Our results indicated that pantoprazole increased the highest risk of QT prolongation among three PPIs, which may be attributed to the varying inhibition capacity of the Ikr among the three PPIs. Pantoprazole induced a higher inhibitory effect (82.8%) on the Ikr at a concentration of 100 µmol/L than lansoprazole (51.2%) and omeprazole (32.3%) [10]. Pantoprazole is the most frequent PPI related to TdP. In a series of cases, pantoprazole was used in 64% (18/28) of the patients with TdP, while lansoprazole did not show prolongation of the action potential duration in animal models [22] or prolongation of the QT interval in a healthy population [23]. These results indicated a difference among PPIs; pantoprazole is the PPI that is most likely to increase TdP risk.
In this study, more than half of ICU patients were treated with PPIs, and combinations of PPIs and diuretics (48.11%), quinolones (38.76%), opiates (45.07%), and 5-HT3RAs (35.48%) were common. PPI treatment was associated with a higher risk of QT prolongation if combined with diuretics, amiodarone, antibiotics, antidepressant agents, antipsychotic agents, 5-HT3RAs, and metoclopramide.
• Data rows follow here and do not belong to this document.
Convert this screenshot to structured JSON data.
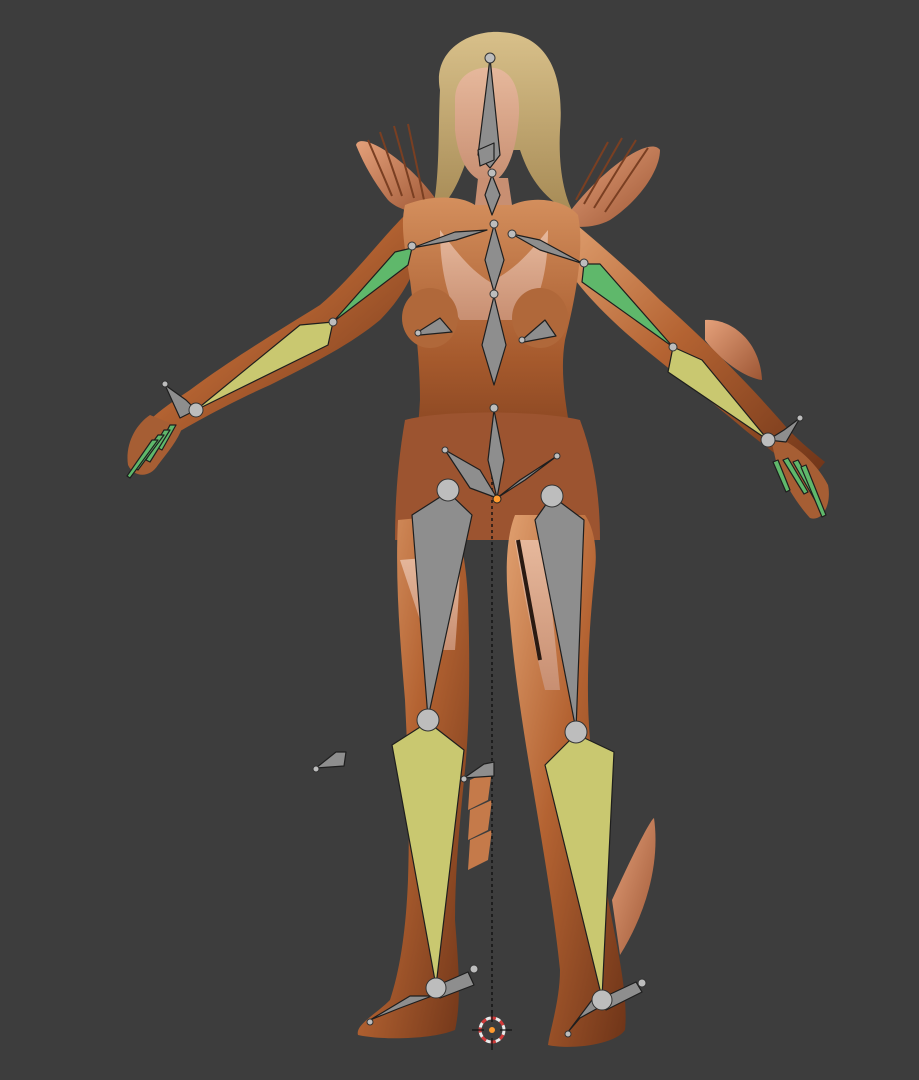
{
  "viewport": {
    "background": "#3d3d3d",
    "object_color": "#b86a3a",
    "skin_color": "#d9a58a",
    "hair_color": "#c9b07a",
    "bone_default": "#8e8e8e",
    "bone_selected": "#c9c870",
    "bone_ik": "#5fb86b",
    "cursor_icon": "3d-cursor-icon",
    "origin_icon": "object-origin-icon"
  }
}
These drugs are known to increase the QT risk of TdP or the conditional risk of TdP and may affect the QT interval synergistically with PPIs through two mechanisms. Diuretics also induce electrolyte abnormalities, and amiodarone is a classic antiarrhythmic drug. The Ikr inhibition of these drugs has also been reported, including quinolones [24], macrolides [25], antidepressants [26], antipsychotics [27], opiates [28], 5-HT3RAs [29] and metoclopramide [30]. In fact, several reports showed that QT prolongation and torsade de pointes related to the use of PPIs were induced by combination with other drugs, such as disopyramide [31], ceftriaxone [20] and escitalopram [32]. In the hospital setting, polypharmacy is common. One observational study found that PPIs were prescribed for 40.1% of hospitalized patients and in combination with up to 153 drugs affecting the QT interval [33]. Therefore, the risk of drug combinations between PPIs and other QT-prolonging drugs should not be overlooked.
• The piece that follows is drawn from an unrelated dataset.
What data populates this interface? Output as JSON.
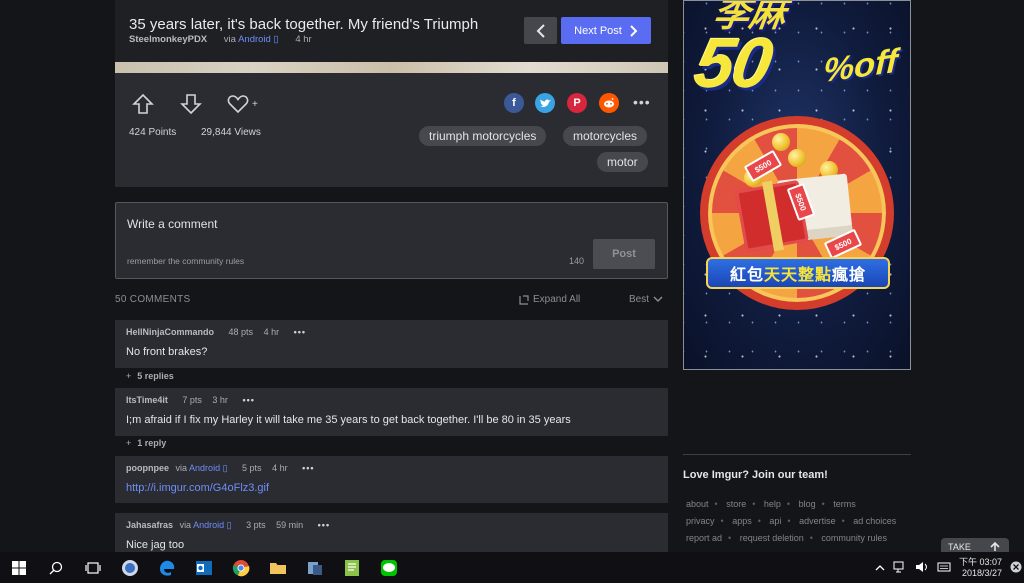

To our knowledge, this is the first study to determine the association between PPI treatment and the risk of QT prolongation in ICU patients. This association was consistent after adjustment for electrolyte values matched with ECG reports on the same day, and there was no significant interaction, which confirmed that PPIs were related to an increased risk of QT prolongation independent of electrolyte values. The current recommendation about PPI use (monitoring for electrolytes alone) is possibly not enough to avoid TdP for ICU patients, and ECG should be recommended to detect prolonged QT intervals in a timely manner. Strict use according to indications, prescribing lansoprazole or omeprazole instead of pantoprazole and avoiding the combination of PPIs with other QT-prolonging drugs may reduce exposure to unnecessary arrhythmia risk, given the current status of the wide misuse of PPIs.
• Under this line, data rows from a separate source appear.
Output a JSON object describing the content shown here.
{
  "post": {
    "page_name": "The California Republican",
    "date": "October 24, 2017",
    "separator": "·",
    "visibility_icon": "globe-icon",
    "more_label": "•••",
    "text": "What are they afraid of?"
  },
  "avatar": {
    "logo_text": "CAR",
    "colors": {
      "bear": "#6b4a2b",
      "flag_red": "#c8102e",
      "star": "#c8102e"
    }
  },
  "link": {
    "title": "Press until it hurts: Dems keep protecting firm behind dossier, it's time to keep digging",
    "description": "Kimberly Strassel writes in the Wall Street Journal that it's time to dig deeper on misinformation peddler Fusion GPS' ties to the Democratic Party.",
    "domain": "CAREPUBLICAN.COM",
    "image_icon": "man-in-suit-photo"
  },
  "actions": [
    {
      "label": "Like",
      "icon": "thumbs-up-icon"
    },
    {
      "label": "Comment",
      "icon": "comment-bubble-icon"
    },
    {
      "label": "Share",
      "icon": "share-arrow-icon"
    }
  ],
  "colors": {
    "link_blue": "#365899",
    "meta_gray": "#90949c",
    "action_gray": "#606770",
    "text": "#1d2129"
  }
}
This study has several limitations. First, an observational and retrospective study design cannot determine a causal relationship, and prospective controlled trials are needed to determine whether PPI treatment prolongs the QT interval in a high-risk population. Moreover, PPI prescriptions before hospitalization were unable to be acquired, and it is unknown whether the association depends on long-term treatment. Finally, the endpoint of this study was extracted from ECG text reports, and QT interval values and other ECG repolarization parameters were absent.